The Yunost (Youth) Sports and Health Center includes areas for team sports, a hockey rink, a tennis court, a football pitch with artificial turf and several running tracks. All of these are available not only for sporting events, but also for the daily training sessions of amateur sportsmen. One of the former Muslyumovo students, a native of the village of Novye Usy Viktor Matveyevich Shadrin, has won the championship of Europe in rowing.

The economy of Muslyumovsky rayon is mainly focused on agriculture, with grain farming, cattle breeding (dairy and beef) and poultry farming as its leading branches. The crops cultivated here include winter rye, spring wheat, barley, oats and peas.

The local media is attentive to the achievements of the past and plans for the future.

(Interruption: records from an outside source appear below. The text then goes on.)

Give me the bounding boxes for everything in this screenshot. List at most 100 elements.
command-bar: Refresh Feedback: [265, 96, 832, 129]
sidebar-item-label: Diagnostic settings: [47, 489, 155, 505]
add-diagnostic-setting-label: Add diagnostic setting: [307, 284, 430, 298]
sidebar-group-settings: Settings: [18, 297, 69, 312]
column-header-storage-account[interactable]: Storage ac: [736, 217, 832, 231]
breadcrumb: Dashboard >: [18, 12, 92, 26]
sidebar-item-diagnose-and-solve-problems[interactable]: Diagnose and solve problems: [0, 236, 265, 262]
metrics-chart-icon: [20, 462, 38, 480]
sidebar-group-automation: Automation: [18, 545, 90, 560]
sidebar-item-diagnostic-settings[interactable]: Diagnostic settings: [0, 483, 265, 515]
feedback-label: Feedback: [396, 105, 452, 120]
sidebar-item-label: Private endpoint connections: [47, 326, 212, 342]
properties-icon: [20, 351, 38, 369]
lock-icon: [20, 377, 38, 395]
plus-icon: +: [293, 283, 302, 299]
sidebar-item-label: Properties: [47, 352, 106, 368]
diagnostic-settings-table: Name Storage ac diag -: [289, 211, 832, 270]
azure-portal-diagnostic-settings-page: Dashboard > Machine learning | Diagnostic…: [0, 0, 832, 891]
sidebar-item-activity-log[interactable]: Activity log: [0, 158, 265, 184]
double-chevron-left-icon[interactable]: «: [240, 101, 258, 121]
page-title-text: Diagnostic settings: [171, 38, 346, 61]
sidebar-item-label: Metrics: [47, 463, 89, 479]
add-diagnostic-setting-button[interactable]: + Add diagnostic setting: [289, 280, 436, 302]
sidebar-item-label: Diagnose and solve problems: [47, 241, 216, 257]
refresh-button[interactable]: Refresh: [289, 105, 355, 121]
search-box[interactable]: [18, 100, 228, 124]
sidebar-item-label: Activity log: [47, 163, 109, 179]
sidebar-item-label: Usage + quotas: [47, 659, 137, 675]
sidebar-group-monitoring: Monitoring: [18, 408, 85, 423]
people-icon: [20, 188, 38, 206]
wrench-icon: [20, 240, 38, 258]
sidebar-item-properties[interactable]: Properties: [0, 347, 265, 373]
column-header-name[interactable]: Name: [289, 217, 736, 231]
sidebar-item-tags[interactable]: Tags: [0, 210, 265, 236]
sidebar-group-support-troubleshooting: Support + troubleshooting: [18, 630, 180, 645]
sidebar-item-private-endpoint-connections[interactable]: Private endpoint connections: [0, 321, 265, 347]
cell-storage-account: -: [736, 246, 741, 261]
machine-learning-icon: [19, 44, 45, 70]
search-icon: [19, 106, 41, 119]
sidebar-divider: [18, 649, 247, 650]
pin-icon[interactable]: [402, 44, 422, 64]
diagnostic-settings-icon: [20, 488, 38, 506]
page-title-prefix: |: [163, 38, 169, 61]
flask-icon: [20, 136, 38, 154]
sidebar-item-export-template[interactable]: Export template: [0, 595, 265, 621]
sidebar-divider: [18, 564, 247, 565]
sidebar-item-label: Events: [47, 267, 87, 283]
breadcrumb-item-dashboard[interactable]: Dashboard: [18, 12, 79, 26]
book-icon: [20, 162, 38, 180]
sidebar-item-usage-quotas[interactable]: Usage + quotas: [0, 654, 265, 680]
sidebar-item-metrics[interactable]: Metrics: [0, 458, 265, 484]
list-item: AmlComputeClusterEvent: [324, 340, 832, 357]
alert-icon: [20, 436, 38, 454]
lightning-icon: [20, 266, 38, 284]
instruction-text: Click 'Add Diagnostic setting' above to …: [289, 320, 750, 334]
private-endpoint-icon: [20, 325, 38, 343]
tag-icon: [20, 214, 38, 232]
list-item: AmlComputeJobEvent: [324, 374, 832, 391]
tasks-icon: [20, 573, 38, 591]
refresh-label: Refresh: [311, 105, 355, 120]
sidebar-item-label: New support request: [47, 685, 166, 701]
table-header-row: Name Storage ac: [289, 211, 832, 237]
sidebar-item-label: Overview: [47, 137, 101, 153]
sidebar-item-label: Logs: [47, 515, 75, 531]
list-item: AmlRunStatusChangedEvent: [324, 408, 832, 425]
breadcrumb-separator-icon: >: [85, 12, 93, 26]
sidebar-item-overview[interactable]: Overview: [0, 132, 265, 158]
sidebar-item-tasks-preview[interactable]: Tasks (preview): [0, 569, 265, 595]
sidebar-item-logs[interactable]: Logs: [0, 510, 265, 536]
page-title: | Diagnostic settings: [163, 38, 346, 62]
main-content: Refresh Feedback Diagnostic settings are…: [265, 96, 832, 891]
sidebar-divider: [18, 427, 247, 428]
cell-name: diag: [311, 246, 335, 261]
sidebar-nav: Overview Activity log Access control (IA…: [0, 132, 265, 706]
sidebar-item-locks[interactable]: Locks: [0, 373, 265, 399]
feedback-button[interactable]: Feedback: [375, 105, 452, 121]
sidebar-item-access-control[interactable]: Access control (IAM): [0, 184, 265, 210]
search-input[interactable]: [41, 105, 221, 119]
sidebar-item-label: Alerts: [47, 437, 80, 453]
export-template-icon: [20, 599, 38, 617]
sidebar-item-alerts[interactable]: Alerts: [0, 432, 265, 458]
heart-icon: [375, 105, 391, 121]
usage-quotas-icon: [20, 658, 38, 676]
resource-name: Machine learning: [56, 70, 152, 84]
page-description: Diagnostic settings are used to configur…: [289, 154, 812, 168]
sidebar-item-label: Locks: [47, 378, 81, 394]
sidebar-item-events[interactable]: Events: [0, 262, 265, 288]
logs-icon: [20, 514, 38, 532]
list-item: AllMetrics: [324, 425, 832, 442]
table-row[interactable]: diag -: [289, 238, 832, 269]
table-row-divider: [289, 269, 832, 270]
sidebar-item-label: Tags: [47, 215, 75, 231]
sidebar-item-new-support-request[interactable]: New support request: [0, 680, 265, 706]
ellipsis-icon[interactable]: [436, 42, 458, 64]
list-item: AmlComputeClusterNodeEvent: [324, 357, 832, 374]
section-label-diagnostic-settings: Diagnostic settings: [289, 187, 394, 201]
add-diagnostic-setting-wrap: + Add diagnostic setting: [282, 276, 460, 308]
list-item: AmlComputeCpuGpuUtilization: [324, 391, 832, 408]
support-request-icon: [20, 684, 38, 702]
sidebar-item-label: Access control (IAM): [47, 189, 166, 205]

The most popular periodical in Muslyumovo is the local newspaper Avyl Utlary / Selskiye Ogni (Rural lights).

During the 80 years of its history, the paper has changed many names, but has never lost the trust and confidence of its readers. Muslyumovo has a local radio and TV station, as well as an official information-rich website of the rayon.

 Local journalists have a lot to cover. Often, they give the floor to the “next street heroes”, who speak of themselves and of their work on the pages of the media. Muslyumovo lands have given birth to many a famous person, including Heroes of the Soviet Union Gimazetdin Vazetdinovich Vazetdinov, Pyotr Alekseyevich Dneprov and Ildar Mannanovich Mannanov.

On May 9, 2004 a new World War II memorial was opened in Muslyumovo, and the Eternal Flame was lit. The memorial is devoted to all heroes of World War II, both renowned and unknown, of the war in Afghanistan and of heroes of labor as well. The memorial features busts of Heroes of the Soviet Union, Socialist Labor and Companions of the Order of Glory I, II and III class, who were natives of the area. Old military equipment and weaponry add to the atmosphere of the place. Undoubtedly, the memorial will be a piece of great cultural heritage for people of the rayon, contributing to the civic education of its young, who will always remember the history of their country. Let heroes of the war and labor never be forgotten on this earth!